Beide Aspekte erfordern, dass wir uns in Sachen ESG nichts vormachen. Ein schematischer Ansatz, der ausgewählte Unternehmen stumpf auf vorgegebene Nachhaltigkeitsindikatoren prüft, hilft weder der Wertentwicklung noch dem „Impact“ des Portfolios: Ein solcher Ansatz befindet beispielsweise einen Solarzellenhersteller trotz seiner hohen Unfallzahlen für gut oder verpasst die Gelegenheit, in die Recyclingbemühungen eines Kunststoffunternehmens zu investieren. Wir meinen daher, dass eine erfolgreiche ESG-Integration sowohl Tiefe als auch Breite erfordert.

Mit Tiefe meinen wir eine aktive Eigentümerschaft, die wir für eine natürliche Ergänzung des aktiven Managements überzeugungsgeleiteter Portfolios halten. Bei Hauptversammlungsabstimmungen im vergangenen Jahr unterstützten wir 84 Prozent der Aktionärsanträge zu Spenden an politische Parteien und Lobbyarbeit. Dagegen lehnten wir elf Prozent der Geschäftsleitungsanträge ab, einschließlich 15 Prozent der Vergütungspläne für Führungskräfte. Wir unterstützten alle Aktionärsanträge zu Vergütungsgerechtigkeit und zum Klimawandel.

Aber Abstimmungen sind bei weitem nicht genug. Es geht auch darum, Engagement zu Zielen zu formulieren, die unsere erfahrenen Analysten für wesentlich und erreichbar halten. Nur zwei Beispiele: Im Jahr 2018 standen unsere Portfoliomanager an der Spitze von Bemühungen, einen etablierten CEO und einige Board-Mitglieder eines mittelgroßen Technologieunternehmens mit erfolgloser Strategie und überhöhten Vergütungen zu ersetzen. Außerdem beteiligten sie sich an einer Briefkampagne der Initiative Farm Animal Investment Risk and Return (FAIRR). Sie veranlasste einen großen amerikanischen Lebensmittelhändler, keine Eier aus Käfighaltung mehr zu verkaufen und seine Fleischlieferanten zu einem geringeren Einsatz von Antibiotika anzuhalten.

Breite

Wir halten es auch für wichtig, uns zu engagieren, wenn wir nicht Eigentümer, sondern Kreditgeber sind. Unsere Anleihenteams mieden beispielsweise sogenannte Senior Unsecured Notes eines Gesundheitsunternehmens und lösten eine Position in seinem Senior Secured Loan auf, da es keine überzeugenden Hinweise auf eine Normalisierung seiner unhaltbar hohen und sozial fragwürdigen Preise gab. In einem anderen aktuellen Beispiel erreichten wir zusätzliche Gläubigerschutzklauseln und ein unabhängigeres Board bei einem Emittenten, dessen Hauptaktionär hoch verschuldet ist und versucht sein könnte, zulasten der Gläubiger Kapital aus dem Unternehmen abzuziehen.

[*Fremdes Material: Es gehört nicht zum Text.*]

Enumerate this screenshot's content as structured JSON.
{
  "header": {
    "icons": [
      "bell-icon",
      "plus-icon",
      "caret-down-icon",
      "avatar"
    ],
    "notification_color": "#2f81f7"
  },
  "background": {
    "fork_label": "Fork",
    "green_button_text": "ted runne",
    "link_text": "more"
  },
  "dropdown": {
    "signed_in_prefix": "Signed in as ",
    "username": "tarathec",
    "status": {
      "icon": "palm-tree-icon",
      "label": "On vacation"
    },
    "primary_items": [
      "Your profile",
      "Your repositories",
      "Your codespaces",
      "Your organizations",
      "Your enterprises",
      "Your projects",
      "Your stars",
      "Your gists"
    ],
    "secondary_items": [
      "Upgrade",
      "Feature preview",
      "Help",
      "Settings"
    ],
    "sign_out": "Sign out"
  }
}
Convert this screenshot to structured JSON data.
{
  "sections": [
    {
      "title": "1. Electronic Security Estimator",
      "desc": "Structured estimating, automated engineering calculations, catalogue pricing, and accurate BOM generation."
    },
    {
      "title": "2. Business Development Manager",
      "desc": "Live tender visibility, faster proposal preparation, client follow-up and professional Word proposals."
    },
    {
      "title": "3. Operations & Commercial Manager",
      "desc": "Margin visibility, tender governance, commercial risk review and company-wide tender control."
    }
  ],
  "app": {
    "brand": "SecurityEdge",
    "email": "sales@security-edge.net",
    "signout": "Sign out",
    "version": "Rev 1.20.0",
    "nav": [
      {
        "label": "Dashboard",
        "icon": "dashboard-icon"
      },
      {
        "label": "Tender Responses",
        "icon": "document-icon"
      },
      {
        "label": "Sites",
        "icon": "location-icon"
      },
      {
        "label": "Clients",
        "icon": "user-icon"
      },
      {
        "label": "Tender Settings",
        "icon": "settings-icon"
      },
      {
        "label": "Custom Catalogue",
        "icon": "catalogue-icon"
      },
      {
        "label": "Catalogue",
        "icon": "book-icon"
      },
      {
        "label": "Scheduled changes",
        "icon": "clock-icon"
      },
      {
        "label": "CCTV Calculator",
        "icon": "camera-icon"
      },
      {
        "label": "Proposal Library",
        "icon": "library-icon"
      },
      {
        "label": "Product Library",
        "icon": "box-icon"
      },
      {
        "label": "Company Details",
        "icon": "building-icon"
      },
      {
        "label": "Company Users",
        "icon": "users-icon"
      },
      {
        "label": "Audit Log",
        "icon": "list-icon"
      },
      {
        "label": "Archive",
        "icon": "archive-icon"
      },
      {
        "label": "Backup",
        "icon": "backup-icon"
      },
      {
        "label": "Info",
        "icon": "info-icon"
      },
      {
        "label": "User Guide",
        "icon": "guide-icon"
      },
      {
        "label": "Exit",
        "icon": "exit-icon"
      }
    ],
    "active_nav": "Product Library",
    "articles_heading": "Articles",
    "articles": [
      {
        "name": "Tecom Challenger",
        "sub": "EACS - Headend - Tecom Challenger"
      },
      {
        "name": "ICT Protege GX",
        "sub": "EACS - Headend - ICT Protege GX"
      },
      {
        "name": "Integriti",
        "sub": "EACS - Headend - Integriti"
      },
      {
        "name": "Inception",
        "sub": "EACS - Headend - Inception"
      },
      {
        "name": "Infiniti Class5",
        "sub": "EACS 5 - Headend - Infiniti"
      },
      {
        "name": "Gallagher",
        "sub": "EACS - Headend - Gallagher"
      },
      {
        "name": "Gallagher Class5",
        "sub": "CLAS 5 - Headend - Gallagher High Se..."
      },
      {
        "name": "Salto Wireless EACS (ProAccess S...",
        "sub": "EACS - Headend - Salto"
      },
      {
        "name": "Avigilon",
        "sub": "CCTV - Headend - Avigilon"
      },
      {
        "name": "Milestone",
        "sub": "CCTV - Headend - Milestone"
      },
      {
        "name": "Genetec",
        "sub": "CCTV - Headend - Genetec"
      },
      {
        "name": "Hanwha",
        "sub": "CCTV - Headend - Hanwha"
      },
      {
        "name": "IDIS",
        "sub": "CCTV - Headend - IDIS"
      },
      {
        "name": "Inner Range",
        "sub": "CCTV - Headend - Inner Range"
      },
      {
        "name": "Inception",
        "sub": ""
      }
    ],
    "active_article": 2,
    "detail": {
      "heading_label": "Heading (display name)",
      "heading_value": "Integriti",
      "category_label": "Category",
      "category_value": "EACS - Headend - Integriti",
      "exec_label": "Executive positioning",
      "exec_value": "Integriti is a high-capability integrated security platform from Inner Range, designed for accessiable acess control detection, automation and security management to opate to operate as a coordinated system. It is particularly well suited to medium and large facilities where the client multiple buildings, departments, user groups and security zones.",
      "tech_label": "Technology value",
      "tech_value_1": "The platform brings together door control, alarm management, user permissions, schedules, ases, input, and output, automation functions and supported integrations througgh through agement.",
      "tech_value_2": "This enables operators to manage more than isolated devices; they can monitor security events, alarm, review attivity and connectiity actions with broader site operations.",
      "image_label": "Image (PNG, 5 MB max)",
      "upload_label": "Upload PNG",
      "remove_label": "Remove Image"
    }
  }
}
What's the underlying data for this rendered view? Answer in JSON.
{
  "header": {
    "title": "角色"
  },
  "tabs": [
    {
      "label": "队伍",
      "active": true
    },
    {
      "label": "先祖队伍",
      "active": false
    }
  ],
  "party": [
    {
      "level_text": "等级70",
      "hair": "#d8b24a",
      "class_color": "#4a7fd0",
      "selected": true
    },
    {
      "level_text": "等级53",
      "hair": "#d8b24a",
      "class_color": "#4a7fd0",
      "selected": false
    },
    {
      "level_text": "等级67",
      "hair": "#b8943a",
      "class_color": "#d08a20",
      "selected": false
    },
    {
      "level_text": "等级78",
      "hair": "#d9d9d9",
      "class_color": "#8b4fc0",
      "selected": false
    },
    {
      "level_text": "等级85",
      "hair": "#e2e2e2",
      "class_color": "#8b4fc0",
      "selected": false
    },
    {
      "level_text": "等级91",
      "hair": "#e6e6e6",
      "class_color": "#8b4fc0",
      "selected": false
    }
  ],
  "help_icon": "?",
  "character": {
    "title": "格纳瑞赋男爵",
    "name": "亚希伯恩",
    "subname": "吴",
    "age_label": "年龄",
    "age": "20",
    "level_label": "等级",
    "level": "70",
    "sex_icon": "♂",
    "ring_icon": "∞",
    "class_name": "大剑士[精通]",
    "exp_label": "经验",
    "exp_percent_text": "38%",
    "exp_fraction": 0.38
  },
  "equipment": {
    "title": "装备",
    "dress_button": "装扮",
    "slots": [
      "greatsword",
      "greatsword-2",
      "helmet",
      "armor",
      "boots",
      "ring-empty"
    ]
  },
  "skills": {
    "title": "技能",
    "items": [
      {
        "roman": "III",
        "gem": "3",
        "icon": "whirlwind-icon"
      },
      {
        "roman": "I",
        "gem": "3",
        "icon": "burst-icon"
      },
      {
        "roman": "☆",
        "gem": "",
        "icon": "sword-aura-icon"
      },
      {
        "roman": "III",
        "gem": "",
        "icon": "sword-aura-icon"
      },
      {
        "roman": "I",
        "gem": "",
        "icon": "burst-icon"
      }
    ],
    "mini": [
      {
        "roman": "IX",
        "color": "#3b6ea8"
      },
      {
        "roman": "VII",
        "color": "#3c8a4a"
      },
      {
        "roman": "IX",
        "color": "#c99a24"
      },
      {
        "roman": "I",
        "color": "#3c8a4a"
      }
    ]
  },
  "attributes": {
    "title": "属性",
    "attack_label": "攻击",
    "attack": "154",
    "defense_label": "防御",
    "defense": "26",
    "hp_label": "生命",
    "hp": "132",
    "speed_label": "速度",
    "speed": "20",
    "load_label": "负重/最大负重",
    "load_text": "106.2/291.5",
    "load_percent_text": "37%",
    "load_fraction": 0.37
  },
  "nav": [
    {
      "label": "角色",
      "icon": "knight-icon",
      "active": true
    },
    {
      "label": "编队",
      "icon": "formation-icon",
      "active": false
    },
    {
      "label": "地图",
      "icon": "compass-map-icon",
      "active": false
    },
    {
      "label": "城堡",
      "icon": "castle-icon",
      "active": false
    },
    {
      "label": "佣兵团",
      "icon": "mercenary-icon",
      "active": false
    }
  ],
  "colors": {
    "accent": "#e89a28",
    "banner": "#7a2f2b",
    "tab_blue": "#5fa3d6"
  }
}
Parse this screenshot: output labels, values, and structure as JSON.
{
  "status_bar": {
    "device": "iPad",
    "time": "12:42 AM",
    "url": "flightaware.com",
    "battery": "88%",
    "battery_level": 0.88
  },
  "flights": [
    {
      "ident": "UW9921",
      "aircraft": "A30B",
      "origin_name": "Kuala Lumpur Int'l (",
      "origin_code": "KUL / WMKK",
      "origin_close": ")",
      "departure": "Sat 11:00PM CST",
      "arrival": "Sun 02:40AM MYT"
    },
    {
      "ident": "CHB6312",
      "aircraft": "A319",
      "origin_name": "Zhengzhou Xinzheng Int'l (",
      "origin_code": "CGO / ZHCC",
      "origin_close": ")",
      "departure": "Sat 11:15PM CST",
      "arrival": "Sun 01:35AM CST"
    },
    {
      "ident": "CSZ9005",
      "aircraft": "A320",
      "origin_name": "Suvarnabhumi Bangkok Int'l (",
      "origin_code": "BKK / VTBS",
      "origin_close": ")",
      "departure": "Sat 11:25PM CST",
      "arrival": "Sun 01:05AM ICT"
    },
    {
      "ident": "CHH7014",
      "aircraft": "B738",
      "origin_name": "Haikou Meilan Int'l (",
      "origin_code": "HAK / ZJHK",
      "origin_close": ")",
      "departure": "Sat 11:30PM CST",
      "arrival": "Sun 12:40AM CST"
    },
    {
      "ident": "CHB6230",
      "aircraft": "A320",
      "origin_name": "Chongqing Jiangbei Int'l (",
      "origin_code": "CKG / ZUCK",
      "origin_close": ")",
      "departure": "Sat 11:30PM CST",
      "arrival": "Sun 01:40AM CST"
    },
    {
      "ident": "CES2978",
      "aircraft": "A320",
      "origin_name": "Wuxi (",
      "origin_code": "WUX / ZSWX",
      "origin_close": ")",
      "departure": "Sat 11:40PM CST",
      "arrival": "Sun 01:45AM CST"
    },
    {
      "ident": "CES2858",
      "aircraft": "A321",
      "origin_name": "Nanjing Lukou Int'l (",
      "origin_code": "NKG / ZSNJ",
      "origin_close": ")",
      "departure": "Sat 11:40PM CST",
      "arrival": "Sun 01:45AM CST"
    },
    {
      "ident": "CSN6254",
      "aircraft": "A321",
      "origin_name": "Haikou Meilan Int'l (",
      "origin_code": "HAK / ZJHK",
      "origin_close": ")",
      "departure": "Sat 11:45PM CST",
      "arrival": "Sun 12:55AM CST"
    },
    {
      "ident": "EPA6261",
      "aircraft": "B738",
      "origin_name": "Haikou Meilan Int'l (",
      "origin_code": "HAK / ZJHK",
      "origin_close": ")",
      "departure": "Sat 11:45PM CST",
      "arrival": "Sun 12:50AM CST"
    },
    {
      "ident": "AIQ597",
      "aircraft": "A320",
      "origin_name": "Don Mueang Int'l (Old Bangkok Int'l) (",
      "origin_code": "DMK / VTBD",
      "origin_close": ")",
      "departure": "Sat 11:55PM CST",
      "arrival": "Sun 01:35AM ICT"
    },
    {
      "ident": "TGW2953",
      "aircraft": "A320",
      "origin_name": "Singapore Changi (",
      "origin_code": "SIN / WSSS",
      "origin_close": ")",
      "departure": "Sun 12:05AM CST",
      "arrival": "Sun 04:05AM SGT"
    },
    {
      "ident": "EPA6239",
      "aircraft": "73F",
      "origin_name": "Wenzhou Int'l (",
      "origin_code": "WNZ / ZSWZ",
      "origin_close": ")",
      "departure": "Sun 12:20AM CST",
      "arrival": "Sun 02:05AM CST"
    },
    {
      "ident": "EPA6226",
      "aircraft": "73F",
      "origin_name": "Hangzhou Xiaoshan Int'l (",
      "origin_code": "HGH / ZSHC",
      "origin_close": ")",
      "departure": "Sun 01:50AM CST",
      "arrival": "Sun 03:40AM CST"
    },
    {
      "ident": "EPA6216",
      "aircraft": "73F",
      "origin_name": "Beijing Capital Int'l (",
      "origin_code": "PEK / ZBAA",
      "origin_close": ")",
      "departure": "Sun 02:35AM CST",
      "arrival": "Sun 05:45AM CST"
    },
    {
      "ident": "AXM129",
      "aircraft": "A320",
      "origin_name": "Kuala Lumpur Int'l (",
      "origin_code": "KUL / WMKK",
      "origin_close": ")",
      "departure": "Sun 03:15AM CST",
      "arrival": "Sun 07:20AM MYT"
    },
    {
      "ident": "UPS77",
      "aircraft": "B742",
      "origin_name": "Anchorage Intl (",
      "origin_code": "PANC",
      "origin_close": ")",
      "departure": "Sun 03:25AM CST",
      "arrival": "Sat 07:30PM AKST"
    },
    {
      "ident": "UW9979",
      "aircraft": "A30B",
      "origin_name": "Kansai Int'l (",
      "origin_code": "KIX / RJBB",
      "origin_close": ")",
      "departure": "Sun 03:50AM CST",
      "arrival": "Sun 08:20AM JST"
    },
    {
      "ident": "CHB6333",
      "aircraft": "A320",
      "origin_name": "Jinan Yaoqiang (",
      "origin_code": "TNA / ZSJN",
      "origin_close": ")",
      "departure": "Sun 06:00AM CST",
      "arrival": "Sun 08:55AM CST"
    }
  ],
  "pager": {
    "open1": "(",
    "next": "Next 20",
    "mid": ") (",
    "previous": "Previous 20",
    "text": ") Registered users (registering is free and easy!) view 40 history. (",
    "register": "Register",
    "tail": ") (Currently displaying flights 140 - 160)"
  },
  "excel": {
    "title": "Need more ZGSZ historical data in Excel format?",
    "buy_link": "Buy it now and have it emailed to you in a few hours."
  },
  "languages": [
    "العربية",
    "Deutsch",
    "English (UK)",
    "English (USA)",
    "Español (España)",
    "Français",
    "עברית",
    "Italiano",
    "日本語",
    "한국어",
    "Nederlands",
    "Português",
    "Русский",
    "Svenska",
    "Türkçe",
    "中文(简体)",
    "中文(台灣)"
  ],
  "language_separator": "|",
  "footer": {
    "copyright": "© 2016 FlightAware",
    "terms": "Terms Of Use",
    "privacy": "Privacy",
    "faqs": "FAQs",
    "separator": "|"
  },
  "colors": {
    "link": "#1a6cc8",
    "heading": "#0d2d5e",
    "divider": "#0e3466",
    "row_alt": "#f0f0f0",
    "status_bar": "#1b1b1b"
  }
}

Das bringt uns zur Breite bei der ESGIntegration. Etwas ist immer besser als nichts. Doch letztlich möchten Kunden, die die Wichtigkeit von ESG-Risiken sowie -Chancen erkennen, ESG-Faktoren in alle Teile ihrer Portfolios integrieren und möglichst viele ihrer Anlagen an den UN-Nachhaltigkeitszielen ausrichten: Anleihen, Loans und Aktien, alternative wie traditionelle Strategien, Schwellen- und Industrieländeranlagen, börsennotierte wie nicht börsennotierte Investments.

Dazu haben wir in den letzten Monaten unsere bereits hoch entwickelte ESG-Praxis bei Emerging Market- Anleihen verbessert, die Kraft von Big Data für Nachhaltigkeitsanalysen genutzt und Impact-Strategien für US-Municipals und Private Equity entwickelt. Als uns Neuberger Berman vor zwei Jahren anbot, hierbei mitzuwirken, profitierte rund ein Viertel der Kundenvermögen von der systematischen Integration von ESGFaktoren in den Investmentprozess. Heute sind es fast 60 Prozent des verwalteten Vermögens. Das ist ein großer Fortschritt. Doch jede Woche wird deutlich, wie viel weiter wir noch zu gehen haben. Die Gesellschaft erwartet es. Unsere Umwelt braucht es. Und unsere Kunden fordern es.